Loneliness has reached epidemic levels in the United States, with as much as half the population feeling socially disconnected at any given time. United States Surgeon General Vivek Murthy, MD, issued an advisory on May 2 about loneliness and “the healing effects of social connection and community.”
Depression and suicide are also on the rise.
“Mental health is the defining public health crisis of our time,” Dr. Murthy said during an onstage conversation with Oprah Winfrey on May 4 at UCLA’s Royce Hall.
The two discussed loneliness, mental health and what makes life meaningful during WOW 2023, UCLA Health’s annual mental health summit. Other guests who spoke with Winfrey during the three-hour program included Oscar- and Grammy-winning musician Jon Batiste, author and Harvard Business School professor Arthur C. Brooks, PhD, and three UCLA students, who shared their personal experiences with mental health challenges. Actress Lisa Kudrow hosted the event.
The inspiring program, a fundraiser for the UCLA Semel Institute for Neuroscience and Human Behavior and the Resnick Neuropsychiatric Hospital, honored philanthropists Andrea and Peter Roth, who recently donated $1 million to support autism research and intervention. It was also announced that a grant for early-career faculty at Resnick Neuropsychiatric Hospital would be named in honor of Winfrey.
Loneliness is as detrimental to human health as smoking 15 cigarettes a day, Dr. Murthy said, because human beings evolved as hunter-gatherers who lived in tribes. We’re hardwired for connection with each other and feel safest when we’re together.
In hunter-gatherer times, separation caused stress because humans were less likely to survive on their own. Loneliness still causes stress to the human system today, he said, and chronic loneliness causes chronic stress that can raise levels of inflammation, damage tissues and blood vessels and increase the risk of physical illness including heart disease.
“As much as our circumstances are very different today than they were in our hunter-gatherer days, our brains and our nervous systems are still very similar to how they were back then,” Dr. Murthy said. “That’s why we see such an impact of loneliness and disconnection on physical illness and mental illness. This is much more than just a bad feeling. Our social connections are something we need for our survival, for our well-being, and we need to treat them as such.”

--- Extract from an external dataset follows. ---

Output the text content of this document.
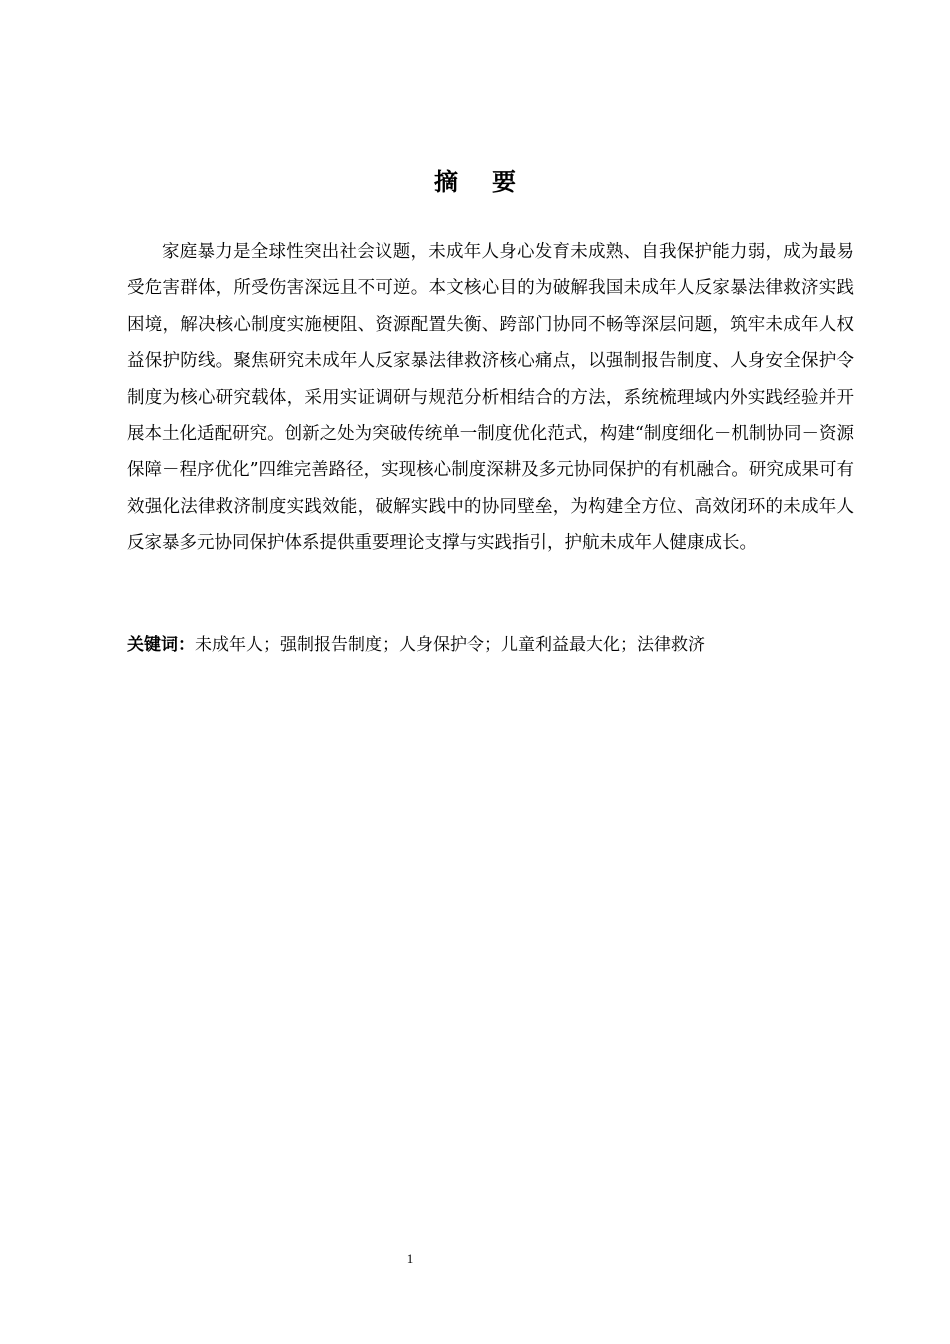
摘要

家庭暴力是全球性突出社会议题，未成年人身心发育未成熟、自我保护能力弱，成为最易受危害群体，所受伤害深远且不可逆。本文核心目的为破解我国未成年人反家暴法律救济实践困境，解决核心制度实施梗阻、资源配置失衡、跨部门协同不畅等深层问题，筑牢未成年人权益保护防线。聚焦研究未成年人反家暴法律救济核心痛点，以强制报告制度、人身安全保护令制度为核心研究载体，采用实证调研与规范分析相结合的方法，系统梳理域内外实践经验并开展本土化适配研究。创新之处为突破传统单一制度优化范式，构建“制度细化－机制协同－资源保障－程序优化”四维完善路径，实现核心制度深耕及多元协同保护的有机融合。研究成果可有效强化法律救济制度实践效能，破解实践中的协同壁垒，为构建全方位、高效闭环的未成年人反家暴多元协同保护体系提供重要理论支撑与实践指引，护航未成年人健康成长。

关键词：未成年人；强制报告制度；人身保护令；儿童利益最大化；法律救济
1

He said he learned this the hard way.
Dr. Murthy shared that during his first stint as surgeon general — he was originally appointed by President Obama in 2017 — he threw himself into the job and stopped reaching out to his family and friends. When he was dismissed from the position a year and a half ahead of schedule, Dr. Murthy was left without his work colleagues and the relationships that had sustained him before.
“I felt profoundly alone. But I also felt ashamed,” he said. “Because it was my fault — I had neglected those relationships. It was a choice I had made. And I felt embarrassed to call those friends and say, ‘Hey, I’m sorry I wasn’t there for you for the last two and a half years.’”
It was his wife who urged him to reconnect with his friends and helped him overcome the shame that kept him isolated.
“We can’t think our way out of shame. What we often have to do is experience our way out of shame,” Dr. Murthy said. “And that means we often need somebody in our life who can check on us, who can remind us that we’re loved.
“One of the best definitions of a friend that I ever heard was when I was in college: A friend is somebody who reminds you of who you are when you forget.”
He told Winfrey and the audience that connections can be built by spending just 15 minutes a day reaching out to friends and loved ones, whether by phone or in person. The key, he said, is to stay focused on that connection the whole time, without simultaneously checking email or scrolling through social media.
Dr. Murthy also led the crowd through a brief exercise that brought several audience members to tears.
He asked attendees to place their right hand on their heart, close their eyes and spend 20 seconds thinking about the people in their lives who have loved them over the years and supported them during difficult times, the people who reminded them of their inherent worth.
“Feel their love flowing through you, strengthening, lifting you up, filling you with peace,” he said. “And I want you to remember that their love is always with you, even if they’re not physically with you, because it resides in your heart.”
Dr. Murthy acknowledged that sometimes people say to him, “You’re the surgeon general, aren’t you supposed to be talking about tobacco?”
But, he said, “there's nothing more fundamental to the health and well-being of people in our country than ensuring that we are building that moral and spiritual foundation that is driving how we interact with each other and how we think and how we act.”
And that means embracing love, which he called “our oldest medicine.”
“It has extraordinary capacity to heal, and it’s the force that we need to reach for each and every day in our lives.”
Other speakers, including Dr. Brooks and the UCLA students, also addressed the importance of love to human thriving.
“Happiness is love, full stop,” Dr. Brooks said.
WOW 2023 also included appearances by UCLA Chancellor Gene Block, PhD, and UCLA Health President Johnese Spisso, MPA, who announced that UCLA will open a new, dedicated hospital for mental health in 2026.